# Porcupine Puffer Tank Size



## Momobobo (Sep 28, 2010)

Okay, hear me out.

My girlfriend and I are interested in getting a puffer tank going at her house (I've been wanting them myself, but...no room )
I have sourced (cough) a pair of Porcupine puffers around 4-5" long. 
She does not have much room in her room in terms of a long tank, but a cube could probably work.

I have been eying Frank's tank:
http://www.bcaquaria.com/forum/aq-led-90/fs-some-unwanted-tanks-57225/

Would this be of sufficient size? (I know its pushing it, but I'll over filtrate, and wouldn't the cube dimensions give me a bit more leeway? )
If not, what size cube should we be looking at?

Thank you, 
Bobby


----------



## SeaHorse_Fanatic (Apr 22, 2010)

A pair will be a massive bioload for a tank that size. They are extremely messy eaters and produce a huge amount of waste. I plan to rehome ours into the 165g when it outgrows its tank. If you plan to get the cube, I highly recommend only getting one puffer. In the wild, these grow up to 40 INCHES. That's HUGE!!!!

However, even if it only grows to 10-12"s (ie. doubles in length), two would outgrow that 2' cube. 

I highly recommend that if you get puffers, have it in a reef ready tank with a sump so you can add an oversized in-sump skimmer. I have a powerful HOB skimmer and a HOB filter, and a smaller inefficient skimmer on the puffer tank and its not enough. Will have to do far more frequent water changes now that it is about 6". 

Anthony


----------



## scott tang (Jan 29, 2012)

a 125 is recomended for one two id recomend like 150 plus


----------



## Foxtail (Mar 14, 2012)

If all she has room for is a tank that size, I say get it... That is a really cool tank for a pretty smoking deal.

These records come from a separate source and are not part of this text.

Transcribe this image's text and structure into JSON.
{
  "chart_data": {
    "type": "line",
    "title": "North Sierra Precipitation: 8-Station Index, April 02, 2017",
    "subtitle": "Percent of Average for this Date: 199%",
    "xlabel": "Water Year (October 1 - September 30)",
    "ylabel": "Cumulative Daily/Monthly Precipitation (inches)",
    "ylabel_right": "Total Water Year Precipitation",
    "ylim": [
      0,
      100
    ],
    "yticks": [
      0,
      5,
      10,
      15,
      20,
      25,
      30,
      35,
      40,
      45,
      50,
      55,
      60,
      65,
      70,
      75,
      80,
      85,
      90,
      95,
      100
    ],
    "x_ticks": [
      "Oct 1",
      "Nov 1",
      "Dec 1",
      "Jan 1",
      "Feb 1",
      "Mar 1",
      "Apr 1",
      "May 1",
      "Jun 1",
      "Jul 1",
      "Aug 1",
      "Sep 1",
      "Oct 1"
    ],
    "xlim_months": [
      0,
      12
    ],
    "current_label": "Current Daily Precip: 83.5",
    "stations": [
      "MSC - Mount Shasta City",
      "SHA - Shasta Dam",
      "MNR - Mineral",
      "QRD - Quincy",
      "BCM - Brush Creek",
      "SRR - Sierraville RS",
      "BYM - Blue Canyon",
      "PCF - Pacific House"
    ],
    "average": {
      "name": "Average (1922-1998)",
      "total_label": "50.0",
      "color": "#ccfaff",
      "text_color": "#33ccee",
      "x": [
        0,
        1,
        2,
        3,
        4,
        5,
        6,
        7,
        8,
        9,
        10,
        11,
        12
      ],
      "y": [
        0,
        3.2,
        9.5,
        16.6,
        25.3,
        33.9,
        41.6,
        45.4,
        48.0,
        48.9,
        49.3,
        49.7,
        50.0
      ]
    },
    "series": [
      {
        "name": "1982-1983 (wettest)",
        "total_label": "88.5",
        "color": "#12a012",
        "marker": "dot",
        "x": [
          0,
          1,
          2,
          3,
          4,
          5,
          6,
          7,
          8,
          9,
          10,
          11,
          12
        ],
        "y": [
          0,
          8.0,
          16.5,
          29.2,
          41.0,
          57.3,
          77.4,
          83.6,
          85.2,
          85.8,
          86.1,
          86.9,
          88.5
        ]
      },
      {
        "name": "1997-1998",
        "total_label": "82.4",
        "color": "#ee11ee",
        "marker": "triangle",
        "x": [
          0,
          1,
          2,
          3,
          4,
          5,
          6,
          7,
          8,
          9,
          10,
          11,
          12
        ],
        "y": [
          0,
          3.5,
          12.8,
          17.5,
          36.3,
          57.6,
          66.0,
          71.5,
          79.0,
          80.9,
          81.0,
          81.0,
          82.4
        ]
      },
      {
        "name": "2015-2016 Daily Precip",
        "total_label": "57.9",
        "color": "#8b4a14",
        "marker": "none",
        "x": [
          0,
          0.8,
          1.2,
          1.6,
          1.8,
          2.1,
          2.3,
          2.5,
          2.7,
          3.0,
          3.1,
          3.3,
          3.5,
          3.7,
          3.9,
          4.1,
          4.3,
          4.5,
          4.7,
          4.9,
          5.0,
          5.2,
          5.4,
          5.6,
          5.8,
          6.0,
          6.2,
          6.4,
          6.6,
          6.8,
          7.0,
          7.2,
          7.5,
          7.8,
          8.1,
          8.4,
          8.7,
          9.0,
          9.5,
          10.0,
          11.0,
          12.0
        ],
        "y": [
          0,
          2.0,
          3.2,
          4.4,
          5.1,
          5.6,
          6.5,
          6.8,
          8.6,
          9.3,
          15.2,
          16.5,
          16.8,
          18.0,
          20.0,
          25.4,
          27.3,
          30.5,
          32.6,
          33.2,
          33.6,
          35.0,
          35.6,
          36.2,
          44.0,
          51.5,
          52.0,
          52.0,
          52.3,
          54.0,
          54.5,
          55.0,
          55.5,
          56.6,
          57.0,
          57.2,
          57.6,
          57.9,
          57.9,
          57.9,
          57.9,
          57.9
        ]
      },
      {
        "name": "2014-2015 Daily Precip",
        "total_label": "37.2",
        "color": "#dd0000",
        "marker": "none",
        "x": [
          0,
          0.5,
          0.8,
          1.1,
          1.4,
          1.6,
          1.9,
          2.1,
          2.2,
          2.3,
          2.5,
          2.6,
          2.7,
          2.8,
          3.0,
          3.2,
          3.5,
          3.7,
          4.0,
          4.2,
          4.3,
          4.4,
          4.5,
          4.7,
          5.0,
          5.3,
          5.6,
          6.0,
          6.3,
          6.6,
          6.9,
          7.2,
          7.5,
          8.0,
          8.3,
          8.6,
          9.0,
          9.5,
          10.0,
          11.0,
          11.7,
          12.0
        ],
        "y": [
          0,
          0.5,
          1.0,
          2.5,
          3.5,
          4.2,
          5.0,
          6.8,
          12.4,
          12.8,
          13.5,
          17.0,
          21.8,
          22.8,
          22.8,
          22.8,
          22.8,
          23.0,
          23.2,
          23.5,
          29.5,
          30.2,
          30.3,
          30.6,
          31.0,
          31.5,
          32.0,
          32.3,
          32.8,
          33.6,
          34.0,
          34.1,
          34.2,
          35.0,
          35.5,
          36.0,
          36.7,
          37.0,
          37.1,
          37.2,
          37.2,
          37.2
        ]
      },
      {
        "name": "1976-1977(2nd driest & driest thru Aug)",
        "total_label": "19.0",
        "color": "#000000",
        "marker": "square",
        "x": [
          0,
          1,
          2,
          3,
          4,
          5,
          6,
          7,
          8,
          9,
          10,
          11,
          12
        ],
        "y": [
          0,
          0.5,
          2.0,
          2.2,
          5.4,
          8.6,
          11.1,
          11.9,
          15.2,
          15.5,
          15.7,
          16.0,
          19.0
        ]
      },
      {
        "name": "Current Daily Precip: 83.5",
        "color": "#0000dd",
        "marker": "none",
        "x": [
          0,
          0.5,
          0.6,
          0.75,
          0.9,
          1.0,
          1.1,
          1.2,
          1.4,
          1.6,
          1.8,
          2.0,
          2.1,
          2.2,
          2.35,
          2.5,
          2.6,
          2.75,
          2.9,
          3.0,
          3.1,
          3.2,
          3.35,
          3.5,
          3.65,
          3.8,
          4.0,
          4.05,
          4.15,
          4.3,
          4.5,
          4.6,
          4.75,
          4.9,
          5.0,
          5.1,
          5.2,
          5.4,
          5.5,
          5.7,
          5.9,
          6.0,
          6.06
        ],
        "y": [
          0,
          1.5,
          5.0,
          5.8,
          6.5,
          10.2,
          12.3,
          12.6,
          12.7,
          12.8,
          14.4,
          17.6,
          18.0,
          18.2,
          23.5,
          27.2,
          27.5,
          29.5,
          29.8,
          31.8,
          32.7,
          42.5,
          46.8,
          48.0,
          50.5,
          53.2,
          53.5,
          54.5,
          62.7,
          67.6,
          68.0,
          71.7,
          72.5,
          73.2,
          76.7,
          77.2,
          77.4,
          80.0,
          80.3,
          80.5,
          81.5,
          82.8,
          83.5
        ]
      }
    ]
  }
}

Just go with a different kind of fish.

Sent from my Galaxy Nexus using Tapatalk 2


----------



## Momobobo (Sep 28, 2010)

Duly noted guys. Confirmed what I thought. Maybe we'll get something else more reasonable. 

Thank you all


----------



## scott tang (Jan 29, 2012)

let us know what you get !


----------



## Momobobo (Sep 28, 2010)

We've decided to go a bit less bright and cheaper with a small pea puffer setup. She thinks little commas are cuter anyways


----------